Lutto e-o nazionalismo (alla cinese)
Tornavo da fuori Pechino erano le 14.28 del 19 maggio. L’autobus non pieno, seduta in attesa che scattasse il semaforo verde, in cerca di una doccia a casa.
Tutto si ferma, tre minuti silenzio, i tre giorni di lutto decisi dal governo in commemorazione dei morti del terremoto del Sichuan, avvenuto precisamente una settimana prima, ha inizio. Tre minuti di gelo e poi infinito caos.
Io mi metto le mani nei capelli, in cerca di silenzio, alla ricerca di quei tre minuti, poi mi guardo attorno e tutti tutti gli automobilisti con le mani sui clacson. Autobus, automobili, moto, motorini tutti insime in uno stordimento e un urlo infinito, per ricordare insieme a distanza le persone morte e per lanciare un segnale di incitamento a chi ha perso familiari, casa, scuole, per chi si e’ visto crollare tutto addosso. Un modo per stringersi insieme a chi e’ lontano.
Onestamente mi ha stupito questo forte modo di esprimere il dolore. Urlare dovrebbe essere naturale quando si soffre ma vedere una nazione intera stringersi con tanto fervore non mi era mai capitato.
Lo strano nazionalismo cinese, fa anche questo, ma sentirsi cittadini e connazionali, uniti dalla storia della propria nazione e per questo uniti nella sofferenza della stessa e’ per natura qualcosa che evade il mio modo di essere. Sono nata dopo le la seconda guerra mondiale, dopo che le lotte per l’indipandenza erano state gia’ fatte, forse da uomini ben piu’ coraggiosi di me, che incarnavano ideali che sono ormai lontani. Adesso in quello che e’ il mio mondo, anche in quello intimo ci sono differenze e non simboli, c’e’ una ricchezza data da un essere plurimo.
Per questo sempre piu’ stupita mi sono ritrovata di fronte la televisione con sguardo sorpreso e diro’ anche commosso, nel constatare la forza di questa gente che brandiva bandiere rosse.
Non credo nel nazionalismo di oggi, ne’ nella forza delle singole nazioni, credo nel rispetto delle differenze in modo cosi’ ingenuo da farmi arrossire troppe volte. Giuro che non so nanche io come faccio a continuare a pensare cosi’…
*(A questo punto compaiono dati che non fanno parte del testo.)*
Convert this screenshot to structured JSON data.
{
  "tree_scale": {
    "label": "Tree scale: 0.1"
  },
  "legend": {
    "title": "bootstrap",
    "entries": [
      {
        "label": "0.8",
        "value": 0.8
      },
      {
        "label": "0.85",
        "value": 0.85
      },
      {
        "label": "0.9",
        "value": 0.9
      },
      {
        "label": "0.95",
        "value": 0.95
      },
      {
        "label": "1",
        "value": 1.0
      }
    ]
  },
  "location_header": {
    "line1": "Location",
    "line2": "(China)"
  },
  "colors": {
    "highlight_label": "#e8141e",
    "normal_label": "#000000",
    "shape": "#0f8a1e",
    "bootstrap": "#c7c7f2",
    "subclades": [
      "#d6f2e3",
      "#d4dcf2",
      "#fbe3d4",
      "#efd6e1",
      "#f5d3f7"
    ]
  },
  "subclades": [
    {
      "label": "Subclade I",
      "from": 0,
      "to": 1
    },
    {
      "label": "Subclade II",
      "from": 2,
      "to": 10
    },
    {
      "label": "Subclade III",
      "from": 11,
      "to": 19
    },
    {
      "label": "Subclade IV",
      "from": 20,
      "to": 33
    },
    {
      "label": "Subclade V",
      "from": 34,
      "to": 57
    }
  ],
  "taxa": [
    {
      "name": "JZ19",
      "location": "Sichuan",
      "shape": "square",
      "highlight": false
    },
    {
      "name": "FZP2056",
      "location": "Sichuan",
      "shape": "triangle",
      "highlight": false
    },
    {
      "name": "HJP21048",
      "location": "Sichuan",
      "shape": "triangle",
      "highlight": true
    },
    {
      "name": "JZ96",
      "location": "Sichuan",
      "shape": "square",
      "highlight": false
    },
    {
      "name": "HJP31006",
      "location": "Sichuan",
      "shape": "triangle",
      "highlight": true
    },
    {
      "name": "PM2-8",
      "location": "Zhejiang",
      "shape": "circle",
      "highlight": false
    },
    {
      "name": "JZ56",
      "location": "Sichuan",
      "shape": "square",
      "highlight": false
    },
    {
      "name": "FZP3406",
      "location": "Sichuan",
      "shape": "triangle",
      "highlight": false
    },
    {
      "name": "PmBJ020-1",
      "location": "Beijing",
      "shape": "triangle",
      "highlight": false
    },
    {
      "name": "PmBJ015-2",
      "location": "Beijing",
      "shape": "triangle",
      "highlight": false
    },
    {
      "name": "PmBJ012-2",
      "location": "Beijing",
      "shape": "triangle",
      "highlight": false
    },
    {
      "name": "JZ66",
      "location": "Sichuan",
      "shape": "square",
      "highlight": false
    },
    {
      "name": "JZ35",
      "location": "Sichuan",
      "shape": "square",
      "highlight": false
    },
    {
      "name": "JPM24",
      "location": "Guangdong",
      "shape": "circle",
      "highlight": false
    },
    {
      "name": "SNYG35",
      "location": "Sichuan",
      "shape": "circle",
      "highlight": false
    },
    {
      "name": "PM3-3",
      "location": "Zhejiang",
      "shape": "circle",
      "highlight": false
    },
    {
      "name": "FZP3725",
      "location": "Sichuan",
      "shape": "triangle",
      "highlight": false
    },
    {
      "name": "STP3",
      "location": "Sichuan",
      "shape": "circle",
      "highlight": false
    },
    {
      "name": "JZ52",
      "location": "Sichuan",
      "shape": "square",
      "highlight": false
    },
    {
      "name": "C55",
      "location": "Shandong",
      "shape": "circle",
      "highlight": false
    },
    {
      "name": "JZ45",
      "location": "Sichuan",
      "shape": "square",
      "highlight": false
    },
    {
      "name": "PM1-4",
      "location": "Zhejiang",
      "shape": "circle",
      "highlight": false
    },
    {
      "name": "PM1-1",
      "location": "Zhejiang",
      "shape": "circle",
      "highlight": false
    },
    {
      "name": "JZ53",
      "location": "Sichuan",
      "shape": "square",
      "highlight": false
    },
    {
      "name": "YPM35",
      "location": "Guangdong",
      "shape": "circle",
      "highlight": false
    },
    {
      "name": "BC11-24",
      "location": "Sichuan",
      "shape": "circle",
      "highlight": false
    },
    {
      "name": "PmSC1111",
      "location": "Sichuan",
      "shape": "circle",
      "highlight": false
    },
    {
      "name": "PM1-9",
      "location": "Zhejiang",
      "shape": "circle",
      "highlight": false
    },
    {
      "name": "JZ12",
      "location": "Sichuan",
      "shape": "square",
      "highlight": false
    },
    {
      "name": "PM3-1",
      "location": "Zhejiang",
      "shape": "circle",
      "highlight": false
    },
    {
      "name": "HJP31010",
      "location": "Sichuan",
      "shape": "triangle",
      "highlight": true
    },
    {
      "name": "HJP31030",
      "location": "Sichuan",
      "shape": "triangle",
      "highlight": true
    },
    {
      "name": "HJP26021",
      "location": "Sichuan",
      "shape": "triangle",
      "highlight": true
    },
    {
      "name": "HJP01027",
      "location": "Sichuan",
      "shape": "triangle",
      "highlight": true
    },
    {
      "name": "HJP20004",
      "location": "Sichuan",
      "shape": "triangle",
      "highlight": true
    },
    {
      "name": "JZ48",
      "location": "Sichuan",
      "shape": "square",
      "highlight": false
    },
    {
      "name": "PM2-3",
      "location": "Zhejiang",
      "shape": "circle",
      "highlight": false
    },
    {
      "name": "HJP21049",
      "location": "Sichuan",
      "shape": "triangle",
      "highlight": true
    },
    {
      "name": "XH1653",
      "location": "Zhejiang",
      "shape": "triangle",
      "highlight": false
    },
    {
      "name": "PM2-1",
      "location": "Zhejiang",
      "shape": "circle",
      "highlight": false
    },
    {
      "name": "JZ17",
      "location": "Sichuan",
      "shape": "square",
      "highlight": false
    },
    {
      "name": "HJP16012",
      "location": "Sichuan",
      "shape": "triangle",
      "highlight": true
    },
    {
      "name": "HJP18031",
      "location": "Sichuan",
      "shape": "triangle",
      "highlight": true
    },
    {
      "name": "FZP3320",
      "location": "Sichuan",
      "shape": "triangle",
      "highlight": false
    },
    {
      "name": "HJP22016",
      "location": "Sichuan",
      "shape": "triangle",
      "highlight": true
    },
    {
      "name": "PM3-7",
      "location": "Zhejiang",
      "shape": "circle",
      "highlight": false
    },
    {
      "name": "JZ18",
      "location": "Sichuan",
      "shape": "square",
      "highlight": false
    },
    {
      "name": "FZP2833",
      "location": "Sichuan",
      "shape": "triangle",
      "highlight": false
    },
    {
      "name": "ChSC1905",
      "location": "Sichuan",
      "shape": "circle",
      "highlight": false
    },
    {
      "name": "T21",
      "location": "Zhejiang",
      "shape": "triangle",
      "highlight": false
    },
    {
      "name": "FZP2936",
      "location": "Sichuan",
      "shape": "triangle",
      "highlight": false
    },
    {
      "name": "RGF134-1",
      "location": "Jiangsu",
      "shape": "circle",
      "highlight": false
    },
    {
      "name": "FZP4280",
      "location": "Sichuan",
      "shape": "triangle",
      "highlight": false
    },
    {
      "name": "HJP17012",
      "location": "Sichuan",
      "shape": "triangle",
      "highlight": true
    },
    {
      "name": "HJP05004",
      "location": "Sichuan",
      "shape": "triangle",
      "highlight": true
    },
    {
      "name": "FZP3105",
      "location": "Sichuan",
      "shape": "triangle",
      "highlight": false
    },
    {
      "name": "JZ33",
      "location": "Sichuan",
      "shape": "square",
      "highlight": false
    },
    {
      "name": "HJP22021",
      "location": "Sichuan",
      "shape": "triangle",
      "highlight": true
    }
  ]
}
Credo che le differenze siano ricchezza che non possono generare paura, credo la paura sia fondata sull’ignoranza e riesce a prosparare solo attraverso la scarsa conoscenza sia dell’altro che di se stesso.
Ma tutto quello che ha fatto radunare a piazza Tiananmen migliaia di persone con le mani alzate e gridare "Coraggio, coraggio, forza, forza" che cos’e’? Un modo di sentirsi uniti con i propri connazionali? Puo’ essere identificato come l’altra faccia di un nuovo nazionalismo alla cinese? O va visto solo come una forma come le altre di lutto, di pianto e di commozione per una catastrofe?